• Contraband tobacco on post-secondary campuses in Ontario

      Barkans, Meagan; Applied Health Sciences Program (Brock University, 2011-03-08)
      In Ontario 27% of young adults smoke, and annual surveillance data suggests tobacco use is plateauing after years of decline. The availability of inexpensive contraband tobacco products maybe contributing to this situation. Limited research has been conducted on the use of contraband tobacco and despite the increasing availability of contraband 'Native cigarettes', no studies to date have examined their use among young adults.

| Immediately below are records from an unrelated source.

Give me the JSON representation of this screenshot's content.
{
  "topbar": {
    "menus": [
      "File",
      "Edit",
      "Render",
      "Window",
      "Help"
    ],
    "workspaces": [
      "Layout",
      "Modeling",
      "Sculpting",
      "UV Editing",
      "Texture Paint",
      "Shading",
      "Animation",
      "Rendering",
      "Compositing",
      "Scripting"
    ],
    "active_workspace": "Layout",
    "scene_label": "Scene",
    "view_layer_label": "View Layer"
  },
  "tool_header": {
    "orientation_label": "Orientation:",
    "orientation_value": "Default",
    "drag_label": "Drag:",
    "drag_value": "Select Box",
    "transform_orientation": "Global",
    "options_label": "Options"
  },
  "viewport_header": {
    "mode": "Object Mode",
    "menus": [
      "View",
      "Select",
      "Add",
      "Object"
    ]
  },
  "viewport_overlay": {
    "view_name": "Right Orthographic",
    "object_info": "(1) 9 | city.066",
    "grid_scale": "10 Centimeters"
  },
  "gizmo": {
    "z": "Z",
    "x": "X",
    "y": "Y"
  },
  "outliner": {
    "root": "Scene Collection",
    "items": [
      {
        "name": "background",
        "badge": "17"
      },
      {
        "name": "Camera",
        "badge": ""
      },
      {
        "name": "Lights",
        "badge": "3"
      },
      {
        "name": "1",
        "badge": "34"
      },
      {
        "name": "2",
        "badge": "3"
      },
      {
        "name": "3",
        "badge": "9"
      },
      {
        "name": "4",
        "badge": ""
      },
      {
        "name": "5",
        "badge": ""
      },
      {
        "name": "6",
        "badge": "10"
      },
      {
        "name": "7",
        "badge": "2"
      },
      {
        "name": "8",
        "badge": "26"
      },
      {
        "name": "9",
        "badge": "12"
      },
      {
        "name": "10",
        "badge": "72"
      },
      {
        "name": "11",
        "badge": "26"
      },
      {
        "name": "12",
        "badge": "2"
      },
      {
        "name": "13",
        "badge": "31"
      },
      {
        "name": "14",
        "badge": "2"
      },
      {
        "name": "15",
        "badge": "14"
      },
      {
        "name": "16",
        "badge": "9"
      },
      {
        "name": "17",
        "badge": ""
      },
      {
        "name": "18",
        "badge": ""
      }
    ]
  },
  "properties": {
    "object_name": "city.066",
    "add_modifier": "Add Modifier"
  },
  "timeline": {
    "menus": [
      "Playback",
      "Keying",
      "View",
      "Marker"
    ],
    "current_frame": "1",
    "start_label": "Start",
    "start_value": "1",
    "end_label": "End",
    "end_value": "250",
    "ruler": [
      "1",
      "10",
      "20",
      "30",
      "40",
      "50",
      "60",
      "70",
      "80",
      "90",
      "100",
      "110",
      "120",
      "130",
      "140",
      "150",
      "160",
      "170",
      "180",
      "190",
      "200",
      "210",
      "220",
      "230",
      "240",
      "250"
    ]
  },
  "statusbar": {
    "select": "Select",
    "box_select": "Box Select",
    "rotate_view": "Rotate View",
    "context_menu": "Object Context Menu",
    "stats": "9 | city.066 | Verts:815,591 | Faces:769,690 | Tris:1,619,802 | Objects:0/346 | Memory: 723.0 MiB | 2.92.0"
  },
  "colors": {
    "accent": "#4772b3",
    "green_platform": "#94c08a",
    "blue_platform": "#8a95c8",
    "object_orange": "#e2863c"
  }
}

Accordingly, this study examines: (a) what proportion of cigarette butts discarded on post-secondary campuses are contraband; and (b) whether the proportion of contraband butts varies between colleges and universities, across seven geographical regions in the province and based on proximity First Nations reserves. In March and April 2009, discarded cigarette butts were collected from the grounds of 25 post-secondary institutions across Ontario. At each school, cigarette butts were collected on a single day from four locations. The collected cigarette butts were reliably sorted into five categories according to their filtertip logos: legal, contraband First NationslNative cigarettes, international and suspected counterfeit cigarettes, unidentifiable and unknown. Contraband use was apparent on all campuses, but varied considerably from school to school. Data suggest that contraband Native cigarettes account for as little as 1 % to as much as 38 % of the total cigarette consumption at a particular school. The highest proportion of contraband was found on campuses in the Northern part of the province. Consumption of Native contraband was generally higher on colleges compared to universities. The presence of contraband tobacco on all campuses suggests that strategies to reduce smoking among young adults must respond to this cohort's use of these products.